Toevoegen aan bladwijzer

De stad heeft zijn huidige vorm sinds de zestiende eeuw, een belangrijke periode tussen de middeleeuwen en de renaissance.

Troyes is grotendeels een stad uit de zestiende eeuw, of uit de ‘beau XVIe siècle‘ (de mooie zestiende eeuw), zoals we hier graag zeggen. De architectuur en van stedelijke inrichting van de stad dateert uit deze belangrijke tijd tussen de middeleeuwen en de renaissance.

Vakwerkhuizen en herenhuizen

Troyes werd daarna verwoest door een grote brand, maar de verwoeste huizen werden vrijwel op precies dezelfde manier en op dezelfde plaats herbouwd. De rijkste inwoners van kozen voor materiaal dat beter bestand was tegen brand, waardoor we nu nog het verschil kunnen zien tussen de vakwerkhuizen van het volk en de stenen huizen van de rijke burgers. Hierdoor heeft Troyes dus zijn typische karakter gekregen.

De huidige stad komt dus overeen met die uit de middeleeuwen, waarvan het historisch centrum de karakteristieke vorm van een champagnekurk had. Hiermee leek bijna te worden voorspeld dat hier, in de buurt van Troyes, de beroemdste wijn ter wereld zou worden geproduceerd.

Een stad van vele eeuwen oud

Zo’n oude stad heeft echter niet alleen voordelen en brengt zelfs evenveel nadelen als verplichtingen met zich mee. Troyes is een stad die lange tijd aan zijn lot is overgelaten, waardoor de gebouwen uiteraard in verval raakten, de stad een sombere uitstraling kreeg en de inwoners ongemakken ervoeren. De stad verkeerde zelfs in zo’n slechte toestand dat men na Tweede Wereldoorlog extreme maatregelen moest nemen om alle onbewoonbare wijken en krotten af te breken.

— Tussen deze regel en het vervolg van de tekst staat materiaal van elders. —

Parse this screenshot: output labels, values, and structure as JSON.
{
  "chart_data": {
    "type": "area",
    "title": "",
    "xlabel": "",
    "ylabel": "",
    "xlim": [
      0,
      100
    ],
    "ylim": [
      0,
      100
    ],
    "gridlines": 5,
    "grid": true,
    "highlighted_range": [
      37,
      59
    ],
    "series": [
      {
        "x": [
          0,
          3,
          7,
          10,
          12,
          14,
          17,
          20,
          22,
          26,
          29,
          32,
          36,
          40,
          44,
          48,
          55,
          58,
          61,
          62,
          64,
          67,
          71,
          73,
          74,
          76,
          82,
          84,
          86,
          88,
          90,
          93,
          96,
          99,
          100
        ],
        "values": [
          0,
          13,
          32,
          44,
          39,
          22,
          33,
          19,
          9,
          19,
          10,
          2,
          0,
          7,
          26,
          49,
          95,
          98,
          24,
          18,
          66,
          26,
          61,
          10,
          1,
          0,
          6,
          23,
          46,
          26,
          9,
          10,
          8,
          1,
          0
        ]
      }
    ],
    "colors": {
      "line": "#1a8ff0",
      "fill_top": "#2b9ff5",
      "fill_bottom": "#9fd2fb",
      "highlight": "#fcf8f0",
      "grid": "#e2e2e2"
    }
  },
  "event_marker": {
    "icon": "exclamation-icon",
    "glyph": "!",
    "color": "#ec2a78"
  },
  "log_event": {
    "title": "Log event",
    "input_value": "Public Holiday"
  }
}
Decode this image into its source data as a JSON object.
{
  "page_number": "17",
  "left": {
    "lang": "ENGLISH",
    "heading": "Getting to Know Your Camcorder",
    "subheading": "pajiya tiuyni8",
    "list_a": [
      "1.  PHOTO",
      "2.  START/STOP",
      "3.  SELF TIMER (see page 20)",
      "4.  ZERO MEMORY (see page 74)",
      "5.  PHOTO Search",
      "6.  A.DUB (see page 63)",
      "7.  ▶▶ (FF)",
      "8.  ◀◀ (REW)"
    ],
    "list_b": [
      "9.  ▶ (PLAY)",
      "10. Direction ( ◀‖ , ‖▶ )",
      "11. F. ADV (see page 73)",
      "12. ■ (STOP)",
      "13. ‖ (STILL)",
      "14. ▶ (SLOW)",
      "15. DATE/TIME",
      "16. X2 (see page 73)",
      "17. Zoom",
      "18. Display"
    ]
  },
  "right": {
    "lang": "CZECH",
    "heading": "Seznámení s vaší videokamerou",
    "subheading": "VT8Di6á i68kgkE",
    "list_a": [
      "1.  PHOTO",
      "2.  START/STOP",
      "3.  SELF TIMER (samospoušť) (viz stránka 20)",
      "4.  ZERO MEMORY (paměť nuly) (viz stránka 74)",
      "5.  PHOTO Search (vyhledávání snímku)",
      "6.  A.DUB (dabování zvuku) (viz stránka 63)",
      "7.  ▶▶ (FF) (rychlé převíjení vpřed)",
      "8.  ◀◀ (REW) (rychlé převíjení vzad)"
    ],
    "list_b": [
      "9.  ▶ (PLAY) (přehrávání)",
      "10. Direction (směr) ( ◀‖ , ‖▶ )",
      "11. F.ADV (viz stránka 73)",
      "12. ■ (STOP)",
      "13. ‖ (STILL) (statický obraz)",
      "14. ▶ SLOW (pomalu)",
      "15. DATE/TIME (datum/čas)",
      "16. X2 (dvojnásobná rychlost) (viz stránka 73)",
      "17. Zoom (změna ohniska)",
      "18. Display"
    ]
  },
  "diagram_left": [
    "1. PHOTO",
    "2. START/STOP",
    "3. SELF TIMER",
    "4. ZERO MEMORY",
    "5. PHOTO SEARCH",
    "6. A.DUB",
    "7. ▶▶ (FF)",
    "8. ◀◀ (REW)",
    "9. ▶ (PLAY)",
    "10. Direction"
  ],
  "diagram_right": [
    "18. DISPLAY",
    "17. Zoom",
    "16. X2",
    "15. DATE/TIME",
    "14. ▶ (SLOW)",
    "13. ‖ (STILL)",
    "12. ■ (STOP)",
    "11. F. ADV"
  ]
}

De architectonische waarde van een eeuwenoude stad brengt echter ook verplichtingen met zich mee. We hebben de morele plicht om het erfgoed dat onze voorouders ons hier hebben nagelaten, te behouden voor toekomstige generaties. Net als Sisyphos, die voor altijd een rotsblok omhoog moet tillen, moet men het werk in Troyes voortdurend weer oppakken. Er is namelijk altijd wel ergens iets te repareren of te restaureren.

De gemakkelijke oplossing zou zijn geweest om het verleden uit te wissen en overal nieuwe gebouwen neer te zetten, maar in de jaren zestig begon men de onschatbare waarde van het erfgoed van Troyes, dat zo lang was verwaarloosd, in te zien.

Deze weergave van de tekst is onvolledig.